The private residential market reached its pinnacle in 3Q13 where the landed segment appreciated 87.8% since its last trough in 2Q19 and 27% peak to‐peak since its previous historical high in 2Q96 whereas its non‐landed counterpart grew by 62.3% and 19.2% respectively during the same period. Sales in the landed segment, however, remained feeble with transaction volume falling by 55.7% y‐o‐y to only 1,359 transactions in 2013, the lowest since 1995. The significant drop in sales in 2H13 (Table 2) may be inherent to the introduction of total debt servicing ratio (TDSR) introduced in 3Q13, where the tighter financing rules may have a direct impact on one’s buying power. A collective decline in prices across all landed types, the first since 2Q09, observed in 4Q13 may hint at a price correction in the landed segment as we move towards a buyer’s market.

Freehold versus Leasehold

Freehold landed properties (including 999‐year) have been shown to be more resilient. In terms of capital appreciation, freehold landed properties performed better than leasehold landed properties (Figure 4) with price growth of 96.5% (nearly doubled) and 74.1% respectively from 2Q09 to 4Q13. This is also evident from the widening gap between median transaction price for freehold landed terrace and median transaction price for leasehold landed terrace (Figure 5).

 

 

Strata Landed

Unlike conventional landed housings, owners of strata landed do not actually own the land title but rather the strata title of their landed units. Similar to high‐rise developments, strata‐titled cluster housings/townhouses get to enjoy communal facilities where owners collectively maintain by paying a fee monthly. Another key difference is that a landed unit can be rebuilt whereas a strata‐titled landed unit cannot be rebuilt on its own.

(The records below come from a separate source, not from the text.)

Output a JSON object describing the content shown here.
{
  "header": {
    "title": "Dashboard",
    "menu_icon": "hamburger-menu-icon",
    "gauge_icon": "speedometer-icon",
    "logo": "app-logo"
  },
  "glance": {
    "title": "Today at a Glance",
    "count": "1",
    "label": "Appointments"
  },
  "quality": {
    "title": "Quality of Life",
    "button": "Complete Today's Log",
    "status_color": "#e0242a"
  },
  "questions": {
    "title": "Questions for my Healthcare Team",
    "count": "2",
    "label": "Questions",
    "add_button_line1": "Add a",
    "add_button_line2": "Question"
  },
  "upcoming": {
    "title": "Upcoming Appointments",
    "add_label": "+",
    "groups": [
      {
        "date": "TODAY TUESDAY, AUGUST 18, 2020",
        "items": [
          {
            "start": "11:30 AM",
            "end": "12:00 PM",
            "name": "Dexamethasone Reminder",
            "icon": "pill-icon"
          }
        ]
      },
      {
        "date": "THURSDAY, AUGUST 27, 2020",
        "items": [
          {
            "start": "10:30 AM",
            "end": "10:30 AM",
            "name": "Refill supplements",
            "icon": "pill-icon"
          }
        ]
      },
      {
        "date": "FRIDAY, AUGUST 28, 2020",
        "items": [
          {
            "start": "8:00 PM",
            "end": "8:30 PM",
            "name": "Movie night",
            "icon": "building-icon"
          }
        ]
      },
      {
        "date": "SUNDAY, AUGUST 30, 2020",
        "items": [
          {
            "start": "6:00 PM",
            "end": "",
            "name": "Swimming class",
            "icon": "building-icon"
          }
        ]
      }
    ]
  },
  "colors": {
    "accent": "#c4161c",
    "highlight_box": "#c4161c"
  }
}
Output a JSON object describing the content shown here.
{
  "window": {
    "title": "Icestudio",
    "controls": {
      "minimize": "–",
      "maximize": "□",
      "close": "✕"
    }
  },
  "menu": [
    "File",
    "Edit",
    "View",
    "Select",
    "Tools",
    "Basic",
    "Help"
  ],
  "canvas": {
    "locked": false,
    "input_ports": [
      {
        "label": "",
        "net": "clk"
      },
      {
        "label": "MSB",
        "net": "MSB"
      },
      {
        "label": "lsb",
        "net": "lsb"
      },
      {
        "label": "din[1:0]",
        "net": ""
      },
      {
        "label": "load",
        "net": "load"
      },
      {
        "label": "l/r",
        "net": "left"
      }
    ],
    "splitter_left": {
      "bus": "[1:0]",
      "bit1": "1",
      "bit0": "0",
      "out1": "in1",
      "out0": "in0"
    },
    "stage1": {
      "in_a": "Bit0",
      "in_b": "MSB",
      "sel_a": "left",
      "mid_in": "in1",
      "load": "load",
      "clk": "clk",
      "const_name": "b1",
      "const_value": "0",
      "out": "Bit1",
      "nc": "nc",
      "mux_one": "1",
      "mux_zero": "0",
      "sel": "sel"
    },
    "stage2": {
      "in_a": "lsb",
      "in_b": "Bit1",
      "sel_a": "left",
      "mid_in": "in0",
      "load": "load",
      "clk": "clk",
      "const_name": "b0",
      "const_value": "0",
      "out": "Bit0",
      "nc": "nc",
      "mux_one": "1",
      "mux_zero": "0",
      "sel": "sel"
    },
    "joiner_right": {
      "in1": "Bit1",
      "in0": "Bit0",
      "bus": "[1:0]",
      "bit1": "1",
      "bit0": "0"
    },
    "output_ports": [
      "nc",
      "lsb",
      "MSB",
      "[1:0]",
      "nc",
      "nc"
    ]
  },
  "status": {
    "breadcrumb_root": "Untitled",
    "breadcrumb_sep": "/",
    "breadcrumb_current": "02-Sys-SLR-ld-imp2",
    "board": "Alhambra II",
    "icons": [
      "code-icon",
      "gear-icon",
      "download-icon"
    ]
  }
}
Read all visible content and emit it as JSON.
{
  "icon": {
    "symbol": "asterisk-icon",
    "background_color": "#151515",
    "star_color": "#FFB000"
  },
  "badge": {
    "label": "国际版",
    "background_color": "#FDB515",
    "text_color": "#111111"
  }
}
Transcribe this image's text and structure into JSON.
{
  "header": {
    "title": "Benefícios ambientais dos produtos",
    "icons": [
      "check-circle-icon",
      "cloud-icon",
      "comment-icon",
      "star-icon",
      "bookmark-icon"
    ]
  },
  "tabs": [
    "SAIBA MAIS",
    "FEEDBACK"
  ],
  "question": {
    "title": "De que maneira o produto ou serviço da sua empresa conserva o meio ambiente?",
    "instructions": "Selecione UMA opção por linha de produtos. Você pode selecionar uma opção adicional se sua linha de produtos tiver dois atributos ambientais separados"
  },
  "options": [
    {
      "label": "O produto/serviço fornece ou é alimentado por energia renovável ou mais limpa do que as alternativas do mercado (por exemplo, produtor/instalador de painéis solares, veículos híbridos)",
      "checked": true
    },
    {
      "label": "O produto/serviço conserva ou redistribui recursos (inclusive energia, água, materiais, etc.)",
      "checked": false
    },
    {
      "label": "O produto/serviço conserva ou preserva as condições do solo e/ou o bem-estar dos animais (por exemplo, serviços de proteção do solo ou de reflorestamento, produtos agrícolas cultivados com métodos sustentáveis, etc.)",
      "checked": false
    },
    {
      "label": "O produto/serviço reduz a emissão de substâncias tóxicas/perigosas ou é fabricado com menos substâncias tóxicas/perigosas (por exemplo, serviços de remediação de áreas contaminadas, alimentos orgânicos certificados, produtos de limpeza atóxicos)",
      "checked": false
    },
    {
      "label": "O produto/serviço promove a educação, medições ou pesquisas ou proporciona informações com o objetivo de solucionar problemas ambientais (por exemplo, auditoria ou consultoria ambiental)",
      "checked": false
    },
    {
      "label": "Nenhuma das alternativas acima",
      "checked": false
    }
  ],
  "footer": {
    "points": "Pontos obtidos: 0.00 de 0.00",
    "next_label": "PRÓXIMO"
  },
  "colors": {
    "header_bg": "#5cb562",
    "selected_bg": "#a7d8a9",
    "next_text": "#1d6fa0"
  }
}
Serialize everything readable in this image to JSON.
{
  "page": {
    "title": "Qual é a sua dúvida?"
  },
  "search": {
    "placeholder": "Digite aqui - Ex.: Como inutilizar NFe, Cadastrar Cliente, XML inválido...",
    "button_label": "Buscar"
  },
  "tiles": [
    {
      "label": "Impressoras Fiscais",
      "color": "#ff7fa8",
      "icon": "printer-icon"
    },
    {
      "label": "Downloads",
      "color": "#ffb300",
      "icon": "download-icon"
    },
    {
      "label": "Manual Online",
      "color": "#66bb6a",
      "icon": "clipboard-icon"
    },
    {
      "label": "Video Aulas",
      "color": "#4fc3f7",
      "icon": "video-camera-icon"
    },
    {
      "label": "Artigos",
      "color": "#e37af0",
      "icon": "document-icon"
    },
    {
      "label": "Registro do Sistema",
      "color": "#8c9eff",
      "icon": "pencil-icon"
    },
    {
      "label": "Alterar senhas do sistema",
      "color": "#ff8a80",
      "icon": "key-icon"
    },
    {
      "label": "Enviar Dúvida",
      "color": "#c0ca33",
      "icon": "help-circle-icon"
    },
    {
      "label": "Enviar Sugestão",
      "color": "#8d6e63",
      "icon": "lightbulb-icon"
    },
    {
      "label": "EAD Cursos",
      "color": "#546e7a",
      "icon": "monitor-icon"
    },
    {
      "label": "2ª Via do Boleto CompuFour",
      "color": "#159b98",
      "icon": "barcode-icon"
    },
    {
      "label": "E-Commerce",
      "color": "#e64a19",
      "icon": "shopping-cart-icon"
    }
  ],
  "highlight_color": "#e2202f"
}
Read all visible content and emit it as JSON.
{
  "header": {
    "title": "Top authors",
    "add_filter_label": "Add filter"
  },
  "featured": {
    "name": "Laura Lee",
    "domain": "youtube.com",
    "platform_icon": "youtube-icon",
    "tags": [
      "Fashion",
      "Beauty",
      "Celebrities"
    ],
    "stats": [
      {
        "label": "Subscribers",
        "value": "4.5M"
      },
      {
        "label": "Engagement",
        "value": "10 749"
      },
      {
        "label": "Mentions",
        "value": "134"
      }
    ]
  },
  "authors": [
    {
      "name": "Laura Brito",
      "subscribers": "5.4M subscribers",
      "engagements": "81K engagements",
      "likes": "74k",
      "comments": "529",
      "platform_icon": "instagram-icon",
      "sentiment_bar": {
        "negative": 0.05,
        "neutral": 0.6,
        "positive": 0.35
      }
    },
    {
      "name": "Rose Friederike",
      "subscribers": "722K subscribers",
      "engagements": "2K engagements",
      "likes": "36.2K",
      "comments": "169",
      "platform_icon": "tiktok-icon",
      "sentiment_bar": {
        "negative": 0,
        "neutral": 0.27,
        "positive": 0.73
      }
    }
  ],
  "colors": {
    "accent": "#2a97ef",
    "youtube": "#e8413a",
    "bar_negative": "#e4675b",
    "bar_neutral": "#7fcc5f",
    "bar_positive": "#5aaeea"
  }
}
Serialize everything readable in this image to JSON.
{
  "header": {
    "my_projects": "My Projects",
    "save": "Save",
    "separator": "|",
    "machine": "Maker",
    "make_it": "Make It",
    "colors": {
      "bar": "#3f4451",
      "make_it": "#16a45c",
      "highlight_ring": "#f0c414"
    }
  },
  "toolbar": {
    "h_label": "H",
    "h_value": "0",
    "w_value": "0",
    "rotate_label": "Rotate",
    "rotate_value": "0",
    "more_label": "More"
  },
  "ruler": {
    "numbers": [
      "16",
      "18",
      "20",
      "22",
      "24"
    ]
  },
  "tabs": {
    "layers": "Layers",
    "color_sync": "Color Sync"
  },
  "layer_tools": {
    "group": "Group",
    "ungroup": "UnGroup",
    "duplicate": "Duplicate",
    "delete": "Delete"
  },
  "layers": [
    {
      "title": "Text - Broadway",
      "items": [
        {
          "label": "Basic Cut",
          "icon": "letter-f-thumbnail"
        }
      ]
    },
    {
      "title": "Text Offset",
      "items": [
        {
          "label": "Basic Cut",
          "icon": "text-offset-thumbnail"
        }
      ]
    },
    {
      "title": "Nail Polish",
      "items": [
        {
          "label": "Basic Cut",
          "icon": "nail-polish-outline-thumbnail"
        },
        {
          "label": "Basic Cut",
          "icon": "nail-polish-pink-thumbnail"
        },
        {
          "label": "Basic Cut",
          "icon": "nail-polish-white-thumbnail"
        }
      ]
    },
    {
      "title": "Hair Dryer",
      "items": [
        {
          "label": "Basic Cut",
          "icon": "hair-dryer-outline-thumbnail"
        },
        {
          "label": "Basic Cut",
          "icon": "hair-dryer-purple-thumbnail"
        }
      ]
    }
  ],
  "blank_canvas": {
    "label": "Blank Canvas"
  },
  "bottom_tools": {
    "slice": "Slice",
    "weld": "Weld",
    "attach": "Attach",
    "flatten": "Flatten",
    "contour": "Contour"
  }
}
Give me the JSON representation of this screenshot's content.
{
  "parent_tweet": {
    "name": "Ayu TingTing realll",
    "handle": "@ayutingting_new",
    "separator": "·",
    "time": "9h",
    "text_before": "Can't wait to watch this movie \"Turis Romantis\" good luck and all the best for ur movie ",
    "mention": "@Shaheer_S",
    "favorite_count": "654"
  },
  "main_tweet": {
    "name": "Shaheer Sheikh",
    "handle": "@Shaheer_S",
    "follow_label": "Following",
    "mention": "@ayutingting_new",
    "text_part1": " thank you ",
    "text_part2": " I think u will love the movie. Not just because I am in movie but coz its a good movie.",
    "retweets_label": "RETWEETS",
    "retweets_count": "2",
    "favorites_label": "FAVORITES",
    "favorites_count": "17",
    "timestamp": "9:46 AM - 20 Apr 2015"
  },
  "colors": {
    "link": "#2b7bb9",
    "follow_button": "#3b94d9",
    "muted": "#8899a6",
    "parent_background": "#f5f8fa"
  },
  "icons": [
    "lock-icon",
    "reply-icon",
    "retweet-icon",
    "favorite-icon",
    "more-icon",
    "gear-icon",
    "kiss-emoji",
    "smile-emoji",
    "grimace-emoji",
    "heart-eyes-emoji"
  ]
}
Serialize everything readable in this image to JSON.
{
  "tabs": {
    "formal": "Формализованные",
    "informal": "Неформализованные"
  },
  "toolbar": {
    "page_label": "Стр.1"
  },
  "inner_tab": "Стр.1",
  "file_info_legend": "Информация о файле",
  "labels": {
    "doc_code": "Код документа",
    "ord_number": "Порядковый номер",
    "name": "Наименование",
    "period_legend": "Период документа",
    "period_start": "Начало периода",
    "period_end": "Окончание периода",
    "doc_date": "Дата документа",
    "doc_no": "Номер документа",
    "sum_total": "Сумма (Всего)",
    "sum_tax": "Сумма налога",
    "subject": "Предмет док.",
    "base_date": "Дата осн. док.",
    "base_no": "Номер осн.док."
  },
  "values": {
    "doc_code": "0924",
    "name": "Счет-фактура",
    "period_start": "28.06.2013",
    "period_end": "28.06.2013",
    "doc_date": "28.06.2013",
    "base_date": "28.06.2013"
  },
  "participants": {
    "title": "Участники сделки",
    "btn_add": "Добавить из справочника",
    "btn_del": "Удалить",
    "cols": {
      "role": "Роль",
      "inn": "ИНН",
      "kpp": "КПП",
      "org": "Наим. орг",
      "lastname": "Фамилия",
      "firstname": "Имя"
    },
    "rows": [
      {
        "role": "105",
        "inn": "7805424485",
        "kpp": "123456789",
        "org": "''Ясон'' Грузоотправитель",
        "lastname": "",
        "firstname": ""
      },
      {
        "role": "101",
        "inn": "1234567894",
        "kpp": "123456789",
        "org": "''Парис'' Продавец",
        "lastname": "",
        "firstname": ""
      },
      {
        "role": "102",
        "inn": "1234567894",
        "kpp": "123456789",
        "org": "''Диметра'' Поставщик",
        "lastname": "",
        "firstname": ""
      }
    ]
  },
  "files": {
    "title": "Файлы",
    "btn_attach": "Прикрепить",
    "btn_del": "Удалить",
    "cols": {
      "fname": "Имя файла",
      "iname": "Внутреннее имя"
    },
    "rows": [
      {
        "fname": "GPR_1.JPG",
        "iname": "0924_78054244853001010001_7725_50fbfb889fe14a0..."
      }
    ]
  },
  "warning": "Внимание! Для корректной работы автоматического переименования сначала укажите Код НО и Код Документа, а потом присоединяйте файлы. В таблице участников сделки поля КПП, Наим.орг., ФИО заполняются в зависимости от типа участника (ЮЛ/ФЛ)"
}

As described previously, foreigners are generally not allowed to own landed properties with two main exceptions. Purchasing a strata‐titled landed unit within a development with Condominium status is the only option where approval is not required. However, this avenue has been tightened in 2012 after URA announced that it will no longer grant condominium status to new high‐rise developments that comprise strata‐landed units, thus limiting the number of such developments available. We believe this category of landed properties will do well given that it remains the only avenue where foreigners are able to purchase without approval. In fact, about 75% of the total buyers of landed units in this category are foreigners based on new projects launched since 2007 (Table 3).

Conclusion

A decreasing proportion of landed housing bodes well for the segment. The 1H2014 GLS Confirmed List is expected to yield more than 4,600 new non‐landed units but not any landed units. Similarly, the 1H2014 GLS Reserve List does not have any landed residential sites. In areas where the government still has a stockpile of vacant sites such as Sengkang and Punggol, the current supply of landed units is not expected to increase in the future (except for cases where existing landed units are collectively purchased and developed into more units), as all of the residential sites have been set aside for high‐rise developments, based on details from the Draft Master Plan 2013.

Landed properties may not be the best segment to invest if a quick return is expected. Due to its high price tag, rental yield is generally unattractively low. In addition, due to the low transaction volume, average prices can fluctuate widely so speculators can be caught wrong‐footed should market conditions turn unfavourable quickly. However, due to its increasing scarcity, we believe the segment remains fundamentally attractive in the long run.